What does the interest rate hike mean for farmers?
The Federal Reserve raised interest rates for the first time in nearly a decade on Dec. 16. Joe Vaclavik, founder and president of Standard Grain, told “AgDay” host Clinton Griffiths what he thinks farmers need to know about an interest rate hike.
The increase was only a quarter of a percent. “We’re not going to go to interest rates that make borrowing money difficult,” Vaclavik says. “We’re not going back to the 1980s anytime soon.”
A higher interest rate could be positive for the struggling commodity markets.
“Hopefully it results in the dollar topping out,” Vaclavik says.
While fundamentally a rise in interest rates is seen as giving the dollar strength, that’s not been the case.

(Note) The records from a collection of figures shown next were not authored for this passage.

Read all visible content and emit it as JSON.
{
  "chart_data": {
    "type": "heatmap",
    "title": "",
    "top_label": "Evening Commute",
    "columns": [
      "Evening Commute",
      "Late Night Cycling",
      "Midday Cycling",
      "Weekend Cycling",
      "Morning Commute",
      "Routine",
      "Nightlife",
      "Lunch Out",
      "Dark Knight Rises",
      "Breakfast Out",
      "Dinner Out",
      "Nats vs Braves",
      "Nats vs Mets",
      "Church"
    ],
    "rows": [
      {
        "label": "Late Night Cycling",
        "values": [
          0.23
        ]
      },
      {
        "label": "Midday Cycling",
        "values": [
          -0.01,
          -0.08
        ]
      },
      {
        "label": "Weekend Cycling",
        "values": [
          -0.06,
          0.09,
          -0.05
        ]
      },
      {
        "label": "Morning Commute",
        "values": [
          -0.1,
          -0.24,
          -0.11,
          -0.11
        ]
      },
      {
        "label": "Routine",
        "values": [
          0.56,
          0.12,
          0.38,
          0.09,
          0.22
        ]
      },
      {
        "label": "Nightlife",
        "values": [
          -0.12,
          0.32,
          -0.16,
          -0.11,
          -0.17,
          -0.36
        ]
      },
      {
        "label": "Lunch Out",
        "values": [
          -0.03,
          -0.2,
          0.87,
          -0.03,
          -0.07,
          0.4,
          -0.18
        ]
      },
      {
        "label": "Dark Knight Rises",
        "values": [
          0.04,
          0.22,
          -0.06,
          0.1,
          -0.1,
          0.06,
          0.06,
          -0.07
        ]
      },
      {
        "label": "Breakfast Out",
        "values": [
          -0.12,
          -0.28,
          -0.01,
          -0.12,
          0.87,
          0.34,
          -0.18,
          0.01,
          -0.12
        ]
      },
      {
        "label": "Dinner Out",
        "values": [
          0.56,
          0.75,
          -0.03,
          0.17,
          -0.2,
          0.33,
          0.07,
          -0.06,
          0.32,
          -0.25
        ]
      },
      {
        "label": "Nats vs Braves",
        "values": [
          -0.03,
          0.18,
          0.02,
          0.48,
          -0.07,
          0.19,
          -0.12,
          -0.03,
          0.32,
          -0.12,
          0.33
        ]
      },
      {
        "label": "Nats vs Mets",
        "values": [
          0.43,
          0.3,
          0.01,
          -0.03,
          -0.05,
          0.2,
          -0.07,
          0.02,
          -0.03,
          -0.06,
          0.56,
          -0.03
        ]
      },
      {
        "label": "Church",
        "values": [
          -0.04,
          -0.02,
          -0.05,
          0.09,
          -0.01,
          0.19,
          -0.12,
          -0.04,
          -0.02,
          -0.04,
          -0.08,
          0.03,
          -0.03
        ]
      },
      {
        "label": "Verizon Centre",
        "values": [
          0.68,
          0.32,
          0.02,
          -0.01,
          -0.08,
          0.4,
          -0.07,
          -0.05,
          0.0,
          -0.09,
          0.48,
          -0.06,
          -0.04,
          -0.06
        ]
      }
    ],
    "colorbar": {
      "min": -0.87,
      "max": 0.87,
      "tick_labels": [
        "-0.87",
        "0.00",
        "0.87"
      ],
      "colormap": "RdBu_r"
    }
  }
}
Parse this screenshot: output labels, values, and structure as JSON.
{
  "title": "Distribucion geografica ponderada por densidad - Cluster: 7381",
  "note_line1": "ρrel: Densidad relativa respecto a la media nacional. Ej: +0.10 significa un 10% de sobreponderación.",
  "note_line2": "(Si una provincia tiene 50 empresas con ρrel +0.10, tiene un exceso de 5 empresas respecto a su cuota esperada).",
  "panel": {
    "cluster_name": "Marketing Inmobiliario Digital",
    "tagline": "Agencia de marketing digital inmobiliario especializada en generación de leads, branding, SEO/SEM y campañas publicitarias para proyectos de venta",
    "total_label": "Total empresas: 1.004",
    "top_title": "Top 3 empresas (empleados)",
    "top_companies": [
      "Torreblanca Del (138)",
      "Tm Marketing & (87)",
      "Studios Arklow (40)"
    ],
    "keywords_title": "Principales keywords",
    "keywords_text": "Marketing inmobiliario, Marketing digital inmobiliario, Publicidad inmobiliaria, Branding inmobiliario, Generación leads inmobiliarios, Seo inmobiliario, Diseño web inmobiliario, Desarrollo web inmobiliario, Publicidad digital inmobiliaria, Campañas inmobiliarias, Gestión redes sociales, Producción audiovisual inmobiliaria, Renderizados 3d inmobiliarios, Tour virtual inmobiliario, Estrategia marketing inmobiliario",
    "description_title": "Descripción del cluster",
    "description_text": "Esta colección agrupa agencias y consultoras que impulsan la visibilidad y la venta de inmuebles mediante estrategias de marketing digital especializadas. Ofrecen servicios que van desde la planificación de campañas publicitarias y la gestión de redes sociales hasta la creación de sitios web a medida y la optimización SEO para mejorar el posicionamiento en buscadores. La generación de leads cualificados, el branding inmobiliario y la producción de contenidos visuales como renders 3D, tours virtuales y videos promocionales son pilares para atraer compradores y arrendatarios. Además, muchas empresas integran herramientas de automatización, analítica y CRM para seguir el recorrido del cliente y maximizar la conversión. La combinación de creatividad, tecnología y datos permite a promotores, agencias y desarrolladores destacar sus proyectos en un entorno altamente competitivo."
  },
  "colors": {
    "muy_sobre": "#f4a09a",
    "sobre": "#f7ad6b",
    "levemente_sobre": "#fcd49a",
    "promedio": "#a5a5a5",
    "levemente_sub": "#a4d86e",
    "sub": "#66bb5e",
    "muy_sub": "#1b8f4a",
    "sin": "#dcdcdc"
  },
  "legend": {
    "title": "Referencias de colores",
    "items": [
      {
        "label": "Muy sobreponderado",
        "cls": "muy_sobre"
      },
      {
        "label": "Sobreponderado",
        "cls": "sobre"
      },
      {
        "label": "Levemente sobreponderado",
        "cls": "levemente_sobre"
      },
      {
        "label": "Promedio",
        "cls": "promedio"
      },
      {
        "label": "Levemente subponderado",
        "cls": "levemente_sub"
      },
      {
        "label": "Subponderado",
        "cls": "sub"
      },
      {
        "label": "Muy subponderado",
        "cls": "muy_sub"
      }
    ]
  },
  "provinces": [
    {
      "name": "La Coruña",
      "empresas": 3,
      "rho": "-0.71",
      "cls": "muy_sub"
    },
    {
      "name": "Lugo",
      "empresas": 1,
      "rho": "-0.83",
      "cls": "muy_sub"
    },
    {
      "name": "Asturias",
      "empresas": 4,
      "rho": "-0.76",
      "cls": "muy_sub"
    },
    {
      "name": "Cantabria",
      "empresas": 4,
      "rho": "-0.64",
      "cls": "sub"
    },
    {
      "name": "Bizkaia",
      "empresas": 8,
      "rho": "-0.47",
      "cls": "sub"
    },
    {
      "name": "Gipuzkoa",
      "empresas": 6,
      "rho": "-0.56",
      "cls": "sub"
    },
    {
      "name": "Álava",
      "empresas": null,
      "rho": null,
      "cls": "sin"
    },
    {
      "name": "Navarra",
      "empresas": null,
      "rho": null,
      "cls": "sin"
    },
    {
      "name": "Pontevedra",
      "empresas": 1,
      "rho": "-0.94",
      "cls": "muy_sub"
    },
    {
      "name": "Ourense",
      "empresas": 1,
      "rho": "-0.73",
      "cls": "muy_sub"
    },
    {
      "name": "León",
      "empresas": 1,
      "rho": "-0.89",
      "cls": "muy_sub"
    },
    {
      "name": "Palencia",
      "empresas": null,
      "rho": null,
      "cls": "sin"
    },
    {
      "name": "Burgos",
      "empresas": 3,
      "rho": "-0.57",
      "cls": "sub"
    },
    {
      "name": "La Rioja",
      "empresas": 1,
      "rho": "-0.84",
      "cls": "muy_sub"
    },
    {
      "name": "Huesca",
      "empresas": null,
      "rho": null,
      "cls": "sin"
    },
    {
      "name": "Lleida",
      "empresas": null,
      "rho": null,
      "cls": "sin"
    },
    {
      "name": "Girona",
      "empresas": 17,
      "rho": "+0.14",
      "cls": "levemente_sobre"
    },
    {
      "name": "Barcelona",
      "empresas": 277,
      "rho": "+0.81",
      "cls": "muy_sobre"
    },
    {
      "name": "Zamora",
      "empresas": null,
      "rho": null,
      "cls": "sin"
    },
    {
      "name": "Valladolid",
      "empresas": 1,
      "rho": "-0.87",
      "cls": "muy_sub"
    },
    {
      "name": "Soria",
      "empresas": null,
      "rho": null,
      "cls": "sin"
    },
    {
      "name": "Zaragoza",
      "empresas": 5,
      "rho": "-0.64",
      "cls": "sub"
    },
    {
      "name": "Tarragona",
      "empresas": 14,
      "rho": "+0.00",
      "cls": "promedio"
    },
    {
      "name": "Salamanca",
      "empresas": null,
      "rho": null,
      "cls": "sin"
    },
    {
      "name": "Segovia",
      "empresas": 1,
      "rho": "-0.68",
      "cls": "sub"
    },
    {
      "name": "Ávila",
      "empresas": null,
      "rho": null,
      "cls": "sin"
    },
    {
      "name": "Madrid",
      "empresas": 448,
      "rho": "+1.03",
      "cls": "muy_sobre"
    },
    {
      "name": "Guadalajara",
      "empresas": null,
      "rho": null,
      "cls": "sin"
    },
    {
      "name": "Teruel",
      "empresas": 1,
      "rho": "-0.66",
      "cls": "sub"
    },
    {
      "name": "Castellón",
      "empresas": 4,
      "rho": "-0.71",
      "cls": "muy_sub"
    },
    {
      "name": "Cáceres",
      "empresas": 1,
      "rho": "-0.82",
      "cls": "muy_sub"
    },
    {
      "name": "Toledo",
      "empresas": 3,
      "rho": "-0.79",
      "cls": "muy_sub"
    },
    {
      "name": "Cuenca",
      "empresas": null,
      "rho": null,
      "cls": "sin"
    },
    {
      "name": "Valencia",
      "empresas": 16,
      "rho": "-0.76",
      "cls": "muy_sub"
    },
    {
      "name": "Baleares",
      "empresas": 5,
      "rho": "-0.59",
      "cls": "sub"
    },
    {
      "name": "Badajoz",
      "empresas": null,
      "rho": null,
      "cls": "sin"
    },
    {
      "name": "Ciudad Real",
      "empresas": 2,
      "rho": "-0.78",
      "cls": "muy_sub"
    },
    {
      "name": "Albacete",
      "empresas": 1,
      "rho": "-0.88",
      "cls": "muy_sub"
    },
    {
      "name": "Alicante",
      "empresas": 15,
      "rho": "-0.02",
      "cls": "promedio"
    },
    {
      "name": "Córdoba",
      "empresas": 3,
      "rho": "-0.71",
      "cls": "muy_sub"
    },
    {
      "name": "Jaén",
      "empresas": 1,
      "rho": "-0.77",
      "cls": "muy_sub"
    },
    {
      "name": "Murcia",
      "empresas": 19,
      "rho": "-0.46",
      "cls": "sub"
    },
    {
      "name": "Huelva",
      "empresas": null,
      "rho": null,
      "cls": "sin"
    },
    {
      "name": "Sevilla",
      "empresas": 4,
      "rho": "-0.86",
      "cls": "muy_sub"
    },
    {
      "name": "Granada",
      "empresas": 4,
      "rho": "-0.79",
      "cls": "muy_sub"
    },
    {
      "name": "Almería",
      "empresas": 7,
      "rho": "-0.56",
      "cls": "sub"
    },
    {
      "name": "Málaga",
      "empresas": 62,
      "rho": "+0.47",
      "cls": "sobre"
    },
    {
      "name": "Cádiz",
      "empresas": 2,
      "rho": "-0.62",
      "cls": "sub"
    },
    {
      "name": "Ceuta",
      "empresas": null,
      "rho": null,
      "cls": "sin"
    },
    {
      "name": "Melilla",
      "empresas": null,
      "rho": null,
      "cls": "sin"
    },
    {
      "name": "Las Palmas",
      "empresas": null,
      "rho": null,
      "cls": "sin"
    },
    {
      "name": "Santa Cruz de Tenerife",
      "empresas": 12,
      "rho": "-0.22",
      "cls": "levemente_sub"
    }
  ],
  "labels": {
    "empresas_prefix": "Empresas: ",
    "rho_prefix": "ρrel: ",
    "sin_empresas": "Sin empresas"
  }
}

“Historically, it will break lower after the rate hike,” he says. “It’s a buy-the-rumor-sell-the-fact kind of a thing.”
The export markets haven’t been able to rally with a strong dollar. Vaclavik says if the dollar retreats as a result of higher interest rates, the rate hike will be positive for exports.
“Exports of corn, soybeans and wheat are below 2014 and they’re below USDA’s projections,” he says. “A softer dollar would go a long, long way to fixing that.”
Farmers should be asking if this is the last time rates will go up. “The real question is ‘will they raise rates every quarter, six months or every year, or is this one and done?’” he says.